I have a huge problem with my file server (OpenSuse 11.3 - 64bit, kernel-2.6.34.7-0.7-default). I’ve just installed an Intel SASUC8I card, connected 3 of the 7 Samsung 2TB drives I have to it and after about one hour, it dropped 2 of the disks.
I’ve managed to trace the problem to the card BIOS, which I’ve replaced with the non-raid edition, so it should now work fine with the kernel raid now.
The problem is that I can’t find a way to “un-fail” these 2 disks. I’m more than positive, that these drives are just fine, only the controller was misbehaving. The dropout also couldn’t have created any data inconsistency either, since the 2 drives dropped out virtually at the same time and there was no writing being done at the time.
I’ve tried add/re-add, I get either mdadm: cannot get array info for /dev/md0 or mdadm: add new device failed for /dev/sdi1 as 7: Invalid argument (depending on the raid being run or being stopped, in either case, mdstat reports it to be inactive)
For a normal or forced assemble, I get mdadm: /dev/md0 assembled from 5 drives and 1 spare - not enough to start the array.
I’ve been googleing like crazy, also trying to get info from mdadm’s help and man, but nothing seems to deal with such a freak accident.
An other interesting thing is, that if I reboot the system, mdstat shows md0 as inactive, but lists all the devices with no flags.
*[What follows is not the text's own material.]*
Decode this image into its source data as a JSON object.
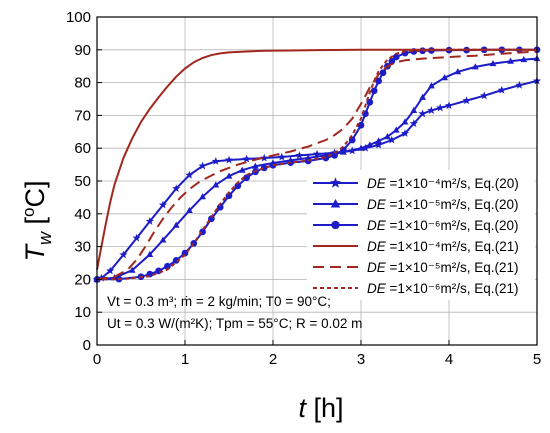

It’s only after a run command, that it changes to the 5 remaining devices, all with (S) flags.
Alternatively: does anyone know where device failure info is stored? If I could in some way remove this information from the system (even by reinstalling the OS), I should be able to reassemble the array… Or is it stored in the member drive super-blocks?
About 80% of this array’s data is backed up, so if all else fails, I can restore most of its content, but I’d much prefer to reassemble this one as a whole, since there was absolutely no chance of data corruption.
Any and all help is much appreciated! Tank you!